MajalahCSR.id – Sejumlah produsen pemakai plastik terbesar di dunia, termasuk didalamnya PepsiCo dan Coca Cola, diminta untuk bergabung dalam permintaan (aksi) internasional penanganan sampah plastik di lautan. Inteligentliving mengabarkan, permintaan ini diinisiasikan mengingat adanya laporan yang menyebut lebih dari 11 juta ton sampah plastik (identik dengan berat 60 ribu paus biru) terbuang ke laut tiap tahunnya.
Pada Maret 2020, Earth Island Institute mengajukan tuntutan kepada 10 perusahaan yang dituduh paling mencemari lautan lewat limbah plastik, termasuk didalamnya Coca Cola, Nestlé, dan PepsiCo untuk turut andil menghentikan pencemaran plastik di laut.
Perusahaan-perusahaan minuman terkemuka itu seringkali masuk dalam riset soal pencemaran plastik di laut. Namun akhirnya, mereka bersedia untuk bergabung melalui charity lingkungan yang diprakarsai Perserikatan Bangsa-Bangsa (PBB) untuk menciptakan perjanjian global soal polusi plastik.
Lebih dari 30 perusahaan lain bergabung, termasuk Mars, Danone, H&M, Nestlé, Unilever, dan Tesco.
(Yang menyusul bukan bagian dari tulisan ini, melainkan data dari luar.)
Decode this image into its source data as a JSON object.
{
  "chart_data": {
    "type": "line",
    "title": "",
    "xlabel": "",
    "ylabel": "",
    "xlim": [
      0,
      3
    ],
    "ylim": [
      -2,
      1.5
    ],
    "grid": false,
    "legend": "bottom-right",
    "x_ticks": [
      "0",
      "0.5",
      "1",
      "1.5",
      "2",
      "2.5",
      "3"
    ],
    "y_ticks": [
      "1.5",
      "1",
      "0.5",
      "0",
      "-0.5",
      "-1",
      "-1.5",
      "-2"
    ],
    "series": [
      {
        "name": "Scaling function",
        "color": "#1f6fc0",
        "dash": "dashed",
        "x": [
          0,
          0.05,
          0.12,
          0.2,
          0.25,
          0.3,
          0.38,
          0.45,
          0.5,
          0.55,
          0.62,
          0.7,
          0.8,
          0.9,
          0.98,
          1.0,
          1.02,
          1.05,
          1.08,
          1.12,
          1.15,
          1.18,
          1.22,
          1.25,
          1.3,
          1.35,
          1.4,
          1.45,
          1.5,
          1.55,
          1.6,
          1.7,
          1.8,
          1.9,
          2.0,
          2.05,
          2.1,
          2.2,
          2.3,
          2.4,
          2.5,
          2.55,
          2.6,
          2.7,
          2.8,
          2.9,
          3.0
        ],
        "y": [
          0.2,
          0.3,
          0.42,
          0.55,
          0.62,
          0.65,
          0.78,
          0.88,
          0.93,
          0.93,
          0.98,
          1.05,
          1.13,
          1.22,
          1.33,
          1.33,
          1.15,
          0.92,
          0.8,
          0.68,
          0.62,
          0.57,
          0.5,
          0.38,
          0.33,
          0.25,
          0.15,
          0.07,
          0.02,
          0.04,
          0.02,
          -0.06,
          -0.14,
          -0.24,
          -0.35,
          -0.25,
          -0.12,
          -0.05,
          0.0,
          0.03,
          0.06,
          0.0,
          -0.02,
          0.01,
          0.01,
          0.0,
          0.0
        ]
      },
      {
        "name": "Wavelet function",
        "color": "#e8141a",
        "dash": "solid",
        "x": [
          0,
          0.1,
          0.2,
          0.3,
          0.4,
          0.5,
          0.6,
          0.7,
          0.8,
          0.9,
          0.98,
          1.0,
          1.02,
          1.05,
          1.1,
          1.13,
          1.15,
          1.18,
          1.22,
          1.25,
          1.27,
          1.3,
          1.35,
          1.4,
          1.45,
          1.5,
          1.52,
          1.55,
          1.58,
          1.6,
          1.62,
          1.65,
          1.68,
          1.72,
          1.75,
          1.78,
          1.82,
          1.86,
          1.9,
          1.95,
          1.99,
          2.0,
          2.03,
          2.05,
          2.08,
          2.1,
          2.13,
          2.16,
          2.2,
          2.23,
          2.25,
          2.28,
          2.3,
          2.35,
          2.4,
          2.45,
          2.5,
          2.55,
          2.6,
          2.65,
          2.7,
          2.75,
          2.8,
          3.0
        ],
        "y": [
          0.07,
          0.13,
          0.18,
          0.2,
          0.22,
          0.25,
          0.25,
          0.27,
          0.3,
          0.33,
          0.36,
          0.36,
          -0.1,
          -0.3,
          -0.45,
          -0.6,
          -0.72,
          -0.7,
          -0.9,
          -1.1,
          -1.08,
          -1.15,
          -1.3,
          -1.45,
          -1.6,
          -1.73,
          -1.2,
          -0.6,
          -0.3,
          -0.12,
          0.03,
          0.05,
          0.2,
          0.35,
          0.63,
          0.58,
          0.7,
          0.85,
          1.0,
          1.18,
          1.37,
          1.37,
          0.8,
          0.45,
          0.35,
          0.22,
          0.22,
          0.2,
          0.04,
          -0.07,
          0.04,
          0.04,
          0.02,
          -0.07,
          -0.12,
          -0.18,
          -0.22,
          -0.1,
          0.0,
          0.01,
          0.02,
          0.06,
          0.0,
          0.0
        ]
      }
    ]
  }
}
Ini merupakan aksi gabungan perusahaan besar multinasional pertama. Semakin banyak perusahaan yang bergabung, tentunya hasilnya akan kian baik.
Pembahasan perjanjian diharapkan dilaksanakan pada pertemuan tingkat tinggi PBB terkait lingkungan yang akan digelar pada Feruari 2021.
Plastik adalah pencemar berbahaya karena akan tetap berada di alam hingga ratusan tahun, menjadi ancaman bagi kehidupan mahluk laut dan darat. Menurut fakta yang dikeluarkan PBB pada laporan “Marine polution”, limbah plastik membunuh 1 juta aneka burung laut dan 100 ribu mamalia laut, penyu laut, dan tentu saja ikan yang jumlahnya bahkan sudah tak terhitung. Studi menemukan, plastik ditemukan pada hampir semua penyu laut, 59% ikan paus, 40% spesies burung laut, dan 36% anjing laut.
Selain itu, limbah jaring penangkap ikan merupakan persoalan lain. Sekitar 10% hewan laut yang terbunuh mulai dari penyu, ikan, burung laut, dan mamalia lautan. Beberapa organisasi dan donatur termasuk lingkungan yang menginsiasi perjanjian ini ke PBB. Mereka diantaranya: The World Wild Fundfor Nature (WWF), Yayasan Ellen MacArthur, dan Boston Consulting Group. Pada bulan lalu, WWF melaporkan kehancuran perairan (akibat limbah plastik) mendorong turunnya jumlah spesies mahluk laut secara drastis hingga 68%. Hal ini suah berlangsung sejak 1970 akibat perilaku manusia.
Paula Chin, tenaga ahli WWF bidang material berkelanjutan menyebutkan, “Alam sedang terdegradasi. Polusi plastik masih menjadi penanda lingkungan dalam situasi yang kritis. Ini merupakan masalah global yang juga membutuhkan solusi global.”